Search code examples
sqldistinctprestotrino

Presto | Athena: Duplicated values in not key column


I have the following table:

CD_CLIENTE DE_CLIENTE
12345 Jhon One
23456 Jhon Two
34567 Jhon Three
12345 Jhon ONEe

Even using DISTINCT for CD_CLIENT I have it two times in my Result because the CD_CLIENT is equal, but DE_CLIENTE is different

My question:

select distinct taxid as CD_CLIENTE, name as DE_CLIENTE
FROM my_table_name
group by distinct taxid, name

I need this query to achive this result, without the duplicated CD_CLIENTE:

CD_CLIENTE DE_CLIENTE
12345 Jhon One
23456 Jhon Two
34567 Jhon Three

I tryed this:

select distinct taxid as CD_CLIENTE, name as DE_CLIENTE
FROM my_table_name
group by distinct taxid, name
CD_CLIENTE DE_CLIENTE
12345 Jhon One
23456 Jhon Two
34567 Jhon Three
12345 Jhon ONEe

And need this:

CD_CLIENTE DE_CLIENTE
12345 Jhon One
23456 Jhon Two
34567 Jhon Three

Solution

  • You are grouping both by taxid, name so you will get all unique combinations of taxid and name in the output. DISTINCT is irrelevant here since it uses all columns in the select to perform comparisons for uniqueness (i.e. you can remove either group by or distinct the result will be the same).

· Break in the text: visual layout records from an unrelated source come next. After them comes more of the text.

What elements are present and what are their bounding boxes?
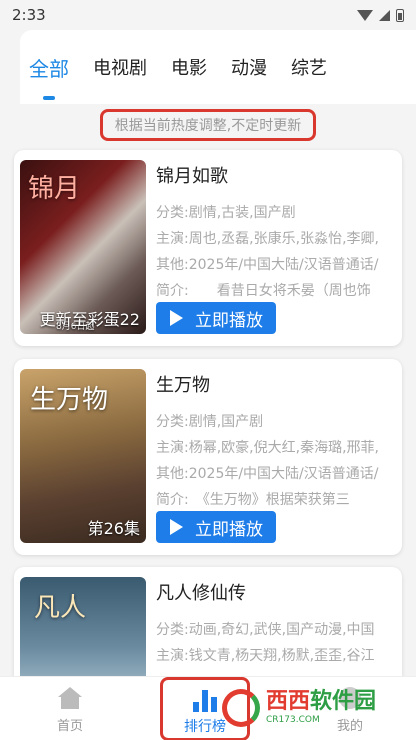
site-watermark: 西西软件园 CR173.COM [222, 686, 400, 730]
watermark-sub: CR173.COM [266, 715, 320, 725]
tab-movies[interactable]: 电影 [162, 54, 216, 80]
item-other: 其他:2025年/中国大陆/汉语普通话/ [156, 466, 379, 482]
tab-label: 全部 [29, 56, 69, 81]
tab-label: 综艺 [291, 58, 327, 79]
poster-title: 生万物 [30, 385, 109, 415]
item-category: 分类:动画,奇幻,武侠,国产动漫,中国 [156, 622, 375, 638]
status-icons [357, 8, 404, 22]
nav-home-label: 首页 [56, 719, 83, 734]
play-button-label: 立即播放 [195, 310, 263, 331]
play-button-label: 立即播放 [195, 519, 263, 540]
active-tab-indicator [43, 95, 55, 100]
item-title[interactable]: 凡人修仙传 [156, 579, 396, 605]
item-info: 锦月如歌 分类:剧情,古装,国产剧 主演:周也,丞磊,张康乐,张淼怡,李卿, 其… [156, 162, 396, 306]
watermark-text-a: 西西 [266, 689, 311, 714]
bar-chart-icon [192, 688, 218, 712]
poster-title: 锦月 [28, 174, 81, 204]
nav-home[interactable]: 首页 [40, 687, 100, 734]
tab-anime[interactable]: 动漫 [222, 54, 276, 80]
watermark-text: 西西软件园 CR173.COM [266, 689, 377, 726]
play-now-button[interactable]: 立即播放 [156, 302, 276, 334]
category-tabs: 全部 电视剧 电影 动漫 综艺 [20, 30, 416, 104]
list-item[interactable]: 锦月 8月6日起 更新至彩蛋22 锦月如歌 分类:剧情,古装,国产剧 主演:周也… [14, 150, 402, 346]
poster-title: 凡人 [34, 593, 87, 623]
item-cast: 主演:杨幂,欧豪,倪大红,秦海璐,邢菲, [156, 440, 379, 456]
wifi-icon [357, 9, 373, 21]
item-info: 生万物 分类:剧情,国产剧 主演:杨幂,欧豪,倪大红,秦海璐,邢菲, 其他:20… [156, 371, 396, 515]
status-time: 2:33 [12, 6, 46, 24]
tab-label: 电视剧 [93, 58, 147, 79]
item-category: 分类:剧情,古装,国产剧 [156, 205, 296, 221]
poster-image[interactable]: 锦月 8月6日起 更新至彩蛋22 [20, 160, 146, 334]
tab-label: 动漫 [231, 58, 267, 79]
tab-tv-series[interactable]: 电视剧 [84, 54, 156, 80]
watermark-text-b: 软件园 [310, 689, 377, 714]
item-info: 凡人修仙传 分类:动画,奇幻,武侠,国产动漫,中国 主演:钱文青,杨天翔,杨默,… [156, 579, 396, 671]
tab-all[interactable]: 全部 [20, 53, 78, 100]
episode-badge: 更新至彩蛋22 [39, 310, 140, 329]
tab-variety[interactable]: 综艺 [282, 54, 336, 80]
home-icon [58, 687, 82, 709]
nav-ranking-label: 排行榜 [184, 719, 226, 735]
watermark-logo-icon [222, 689, 260, 727]
play-now-button[interactable]: 立即播放 [156, 511, 276, 543]
notice-bar: 根据当前热度调整,不定时更新 [0, 106, 416, 144]
tab-label: 电影 [171, 58, 207, 79]
play-icon [170, 310, 183, 326]
item-title[interactable]: 锦月如歌 [156, 162, 396, 188]
play-icon [170, 519, 183, 535]
signal-icon [379, 9, 390, 21]
item-title[interactable]: 生万物 [156, 371, 396, 397]
episode-badge: 第26集 [87, 519, 140, 538]
poster-image[interactable]: 生万物 第26集 [20, 369, 146, 543]
item-category: 分类:剧情,国产剧 [156, 414, 264, 430]
item-other: 其他:2025年/中国大陆/汉语普通话/ [156, 257, 379, 273]
ranking-notice: 根据当前热度调整,不定时更新 [99, 109, 317, 141]
battery-icon [396, 8, 404, 22]
status-bar: 2:33 [0, 0, 416, 30]
item-cast: 主演:周也,丞磊,张康乐,张淼怡,李卿, [156, 231, 379, 247]
list-item[interactable]: 生万物 第26集 生万物 分类:剧情,国产剧 主演:杨幂,欧豪,倪大红,秦海璐,… [14, 359, 402, 555]
item-cast: 主演:钱文青,杨天翔,杨默,歪歪,谷江 [156, 648, 375, 664]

    One option is to remove name from the group by clause and use aggregate like arbitrary or max:

    -- sample data
    WITH dataset(taxid, name) AS (
        VALUES (12345,  'Jhon One'),
            (23456, 'Jhon Two'),
            (34567, 'Jhon Three'),
            (12345, 'Jhon ONEe')
    )
    
    -- query
    select taxid, max(name)
    from dataset
    group by taxid;
    

    Output:

    taxid _col1
    12345 Jhon One
    34567 Jhon Three
    23456 Jhon Two

    if you have some third column you can use to resolve "collisions" for name you can use max_by/min_by (max_by(name, some_3rd_col)).